Jargon alert. There's a new phrase that affects foster carers.

'Emotional Labour'

I heard it on a Five Live interview this afternoon, talking about the work and pay for people who do general caring. The interview centred on the new buzz-phrase; 'emotional labour'.

When I first heard them say the phrase I guessed she meant that when you are caring you use up emotional labour in the same way that people digging roads use physical labour and people who are trying to find the Hose-Bigson particle use brain labour.


According to the interview, 'emotional labour' is where you work in a job that gives you positive emotions about your work. If your work makes you feel good some employers will try to pay you less.

There's a lot of this sort of squeezing about,  zero hour contracts for example. If loads of people apply for one job the employer can run the pay down to the floor. I once drove to work in my new (second hand) mini which my parents bought me because they wanted to and the financial director saw me park it outside the building and ordered I got a pay cut because he said if I could afford a mini they were paying me too much. True.

People who get a good feeling from their work should never be shorn of money because they love what they do.

It simply will not happen in fostering, that much I do know for sure.

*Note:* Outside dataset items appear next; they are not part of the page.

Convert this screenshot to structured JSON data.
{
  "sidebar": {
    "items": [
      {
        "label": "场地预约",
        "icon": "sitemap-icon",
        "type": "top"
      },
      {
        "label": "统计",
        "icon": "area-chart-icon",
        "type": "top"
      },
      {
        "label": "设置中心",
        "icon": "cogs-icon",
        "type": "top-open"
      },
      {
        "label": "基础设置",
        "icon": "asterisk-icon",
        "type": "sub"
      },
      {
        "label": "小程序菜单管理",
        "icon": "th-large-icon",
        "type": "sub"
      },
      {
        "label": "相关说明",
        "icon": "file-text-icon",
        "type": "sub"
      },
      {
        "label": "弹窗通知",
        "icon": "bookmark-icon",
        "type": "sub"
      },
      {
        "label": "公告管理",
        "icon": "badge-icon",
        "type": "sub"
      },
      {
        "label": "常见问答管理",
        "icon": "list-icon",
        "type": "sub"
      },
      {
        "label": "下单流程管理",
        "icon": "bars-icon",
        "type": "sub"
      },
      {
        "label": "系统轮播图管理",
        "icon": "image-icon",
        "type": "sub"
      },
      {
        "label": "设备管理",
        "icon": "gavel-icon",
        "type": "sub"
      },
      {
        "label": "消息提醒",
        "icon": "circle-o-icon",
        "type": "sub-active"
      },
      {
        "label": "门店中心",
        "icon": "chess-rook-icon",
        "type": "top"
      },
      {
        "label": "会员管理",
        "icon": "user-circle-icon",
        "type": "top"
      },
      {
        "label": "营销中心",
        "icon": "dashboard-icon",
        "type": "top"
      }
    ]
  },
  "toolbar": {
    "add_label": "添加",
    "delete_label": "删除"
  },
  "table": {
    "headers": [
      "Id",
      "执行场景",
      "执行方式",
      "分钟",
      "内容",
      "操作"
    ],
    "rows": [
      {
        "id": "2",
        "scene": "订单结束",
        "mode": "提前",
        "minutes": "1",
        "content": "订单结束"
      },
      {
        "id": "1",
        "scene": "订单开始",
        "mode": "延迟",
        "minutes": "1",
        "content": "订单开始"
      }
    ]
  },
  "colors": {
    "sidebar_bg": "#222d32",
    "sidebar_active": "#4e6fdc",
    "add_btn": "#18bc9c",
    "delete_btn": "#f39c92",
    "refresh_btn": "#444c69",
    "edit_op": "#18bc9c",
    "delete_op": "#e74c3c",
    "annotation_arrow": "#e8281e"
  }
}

How does it work for people in other caring professions? Take nurses for example, they may help make someone better and get a good feeling. They also have to deal with someone dying on their watch. It cuts both ways. But they remain badly paid, as do many teachers, in my book.

We foster carers are appropriately compensated for our work - it's not called 'pay' or 'a salary' because HMRC recognise we are a special case.

Every foster child is different. The 'emotional labour' is unique. The remuneration is based on a general rate, although there are special circumstances that can result in an increase in the money you recieve.

I had one wonderful child stay with us for about 8 weeks if I remember. I say 'if I remember" because it was a bit of a roller coaster, it was hard work and yet we all made some progress. A week later we had a new placement, a wonderful boy who actually added more to our family than was there before he came. Which is something that happens a lot in fostering.

The one thing your employer will never, ever do in fostering, whether it's an agency or a local authourity, is to say to you "Your foster child makes you feel fantastic, so that's going to mean a cut in your allowance." Not never, no day no how.

In fostering, 'Emotional Labour' can take a long walk off a short pier.